La décision a été mise en délibéré au 13 janvier 2025.
A titre liminaire
Aux termes de l’article 768 du code de procédure civile, le tribunal ne doit statuer que sur les prétentions énoncées au dispositif et n’examine les moyens au soutien de ces prétentions que s’ils sont invoqués dans la discussion.
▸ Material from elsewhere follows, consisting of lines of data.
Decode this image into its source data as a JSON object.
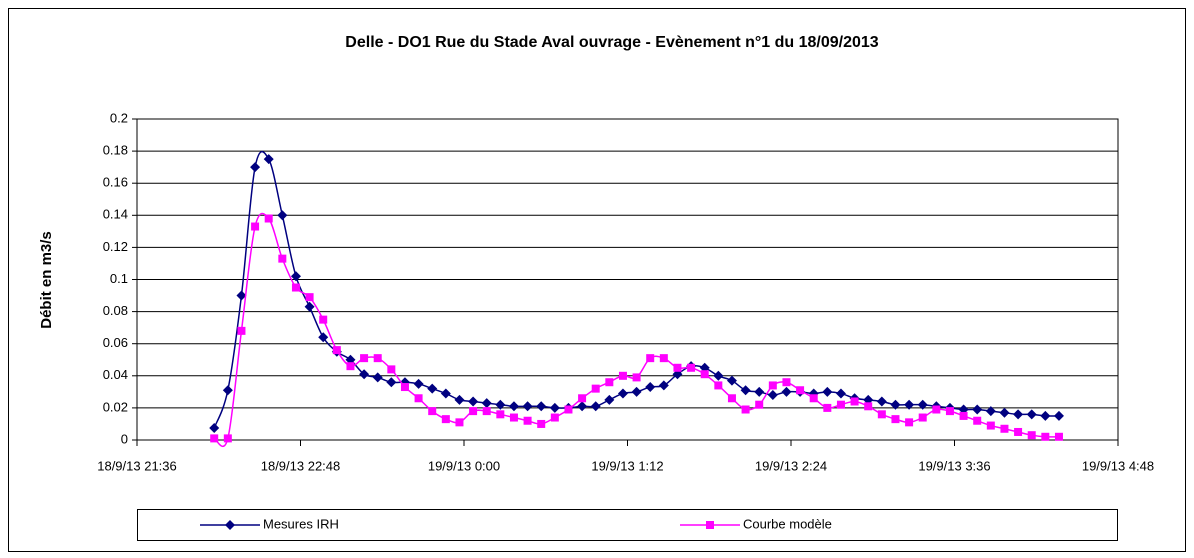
{
  "chart_data": {
    "type": "line",
    "title": "Delle - DO1 Rue du Stade Aval ouvrage - Evènement n°1 du 18/09/2013",
    "y_label": "Débit en m3/s",
    "x": [
      "2013-09-18T22:10",
      "2013-09-18T22:16",
      "2013-09-18T22:22",
      "2013-09-18T22:28",
      "2013-09-18T22:34",
      "2013-09-18T22:40",
      "2013-09-18T22:46",
      "2013-09-18T22:52",
      "2013-09-18T22:58",
      "2013-09-18T23:04",
      "2013-09-18T23:10",
      "2013-09-18T23:16",
      "2013-09-18T23:22",
      "2013-09-18T23:28",
      "2013-09-18T23:34",
      "2013-09-18T23:40",
      "2013-09-18T23:46",
      "2013-09-18T23:52",
      "2013-09-18T23:58",
      "2013-09-19T00:04",
      "2013-09-19T00:10",
      "2013-09-19T00:16",
      "2013-09-19T00:22",
      "2013-09-19T00:28",
      "2013-09-19T00:34",
      "2013-09-19T00:40",
      "2013-09-19T00:46",
      "2013-09-19T00:52",
      "2013-09-19T00:58",
      "2013-09-19T01:04",
      "2013-09-19T01:10",
      "2013-09-19T01:16",
      "2013-09-19T01:22",
      "2013-09-19T01:28",
      "2013-09-19T01:34",
      "2013-09-19T01:40",
      "2013-09-19T01:46",
      "2013-09-19T01:52",
      "2013-09-19T01:58",
      "2013-09-19T02:04",
      "2013-09-19T02:10",
      "2013-09-19T02:16",
      "2013-09-19T02:22",
      "2013-09-19T02:28",
      "2013-09-19T02:34",
      "2013-09-19T02:40",
      "2013-09-19T02:46",
      "2013-09-19T02:52",
      "2013-09-19T02:58",
      "2013-09-19T03:04",
      "2013-09-19T03:10",
      "2013-09-19T03:16",
      "2013-09-19T03:22",
      "2013-09-19T03:28",
      "2013-09-19T03:34",
      "2013-09-19T03:40",
      "2013-09-19T03:46",
      "2013-09-19T03:52",
      "2013-09-19T03:58",
      "2013-09-19T04:04",
      "2013-09-19T04:10",
      "2013-09-19T04:16",
      "2013-09-19T04:22"
    ],
    "series": [
      {
        "name": "Mesures IRH",
        "color": "#000080",
        "marker": "diamond",
        "values": [
          0.0075,
          0.031,
          0.09,
          0.17,
          0.175,
          0.14,
          0.102,
          0.083,
          0.064,
          0.055,
          0.05,
          0.041,
          0.039,
          0.036,
          0.036,
          0.035,
          0.032,
          0.029,
          0.025,
          0.024,
          0.023,
          0.022,
          0.021,
          0.021,
          0.021,
          0.02,
          0.02,
          0.021,
          0.021,
          0.025,
          0.029,
          0.03,
          0.033,
          0.034,
          0.041,
          0.046,
          0.045,
          0.04,
          0.037,
          0.031,
          0.03,
          0.028,
          0.03,
          0.03,
          0.029,
          0.03,
          0.029,
          0.026,
          0.025,
          0.024,
          0.022,
          0.022,
          0.022,
          0.021,
          0.02,
          0.019,
          0.019,
          0.018,
          0.017,
          0.016,
          0.016,
          0.015,
          0.015
        ]
      },
      {
        "name": "Courbe modèle",
        "color": "#ff00ff",
        "marker": "square",
        "values": [
          0.001,
          0.001,
          0.068,
          0.133,
          0.138,
          0.113,
          0.095,
          0.089,
          0.075,
          0.056,
          0.046,
          0.051,
          0.051,
          0.044,
          0.033,
          0.026,
          0.018,
          0.013,
          0.011,
          0.018,
          0.018,
          0.016,
          0.014,
          0.012,
          0.01,
          0.014,
          0.019,
          0.026,
          0.032,
          0.036,
          0.04,
          0.039,
          0.051,
          0.051,
          0.045,
          0.045,
          0.041,
          0.034,
          0.026,
          0.019,
          0.022,
          0.034,
          0.036,
          0.031,
          0.026,
          0.02,
          0.022,
          0.024,
          0.021,
          0.016,
          0.013,
          0.011,
          0.014,
          0.019,
          0.018,
          0.015,
          0.012,
          0.009,
          0.007,
          0.005,
          0.003,
          0.002,
          0.002
        ]
      }
    ],
    "xlim": [
      "2013-09-18T21:36",
      "2013-09-19T04:48"
    ],
    "xticks": [
      {
        "value": "2013-09-18T21:36",
        "label": "18/9/13 21:36"
      },
      {
        "value": "2013-09-18T22:48",
        "label": "18/9/13 22:48"
      },
      {
        "value": "2013-09-19T00:00",
        "label": "19/9/13 0:00"
      },
      {
        "value": "2013-09-19T01:12",
        "label": "19/9/13 1:12"
      },
      {
        "value": "2013-09-19T02:24",
        "label": "19/9/13 2:24"
      },
      {
        "value": "2013-09-19T03:36",
        "label": "19/9/13 3:36"
      },
      {
        "value": "2013-09-19T04:48",
        "label": "19/9/13 4:48"
      }
    ],
    "ylim": [
      0,
      0.2
    ],
    "yticks": [
      0,
      0.02,
      0.04,
      0.06,
      0.08,
      0.1,
      0.12,
      0.14,
      0.16,
      0.18,
      0.2
    ],
    "grid": true,
    "legend": "bottom"
  }
}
Or ne constituent pas des prétentions au sens de l’article 4 du code de procédure civile les demandes des parties tendant à voir « constater », « dire », « juger » ou « donner acte », en ce que, hors les cas prévus par la loi, elles ne sont pas susceptibles d’emporter de conséquences juridiques, mais constituent en réalité des moyens ou arguments, de sorte que le tribunal n’y répondra qu’à la condition qu’ils viennent au soutien de la prétention formulée dans le dispositif des conclusions et, en tout état de cause, pas dans son dispositif mais dans ses motifs, sauf à statuer sur les demandes des parties tendant à « dire et juger » lorsqu’elles constituent un élément substantiel et de fond susceptible de constituer une prétention (2ème Civ., 13 avril 2023, pourvoi n° 21-21.463).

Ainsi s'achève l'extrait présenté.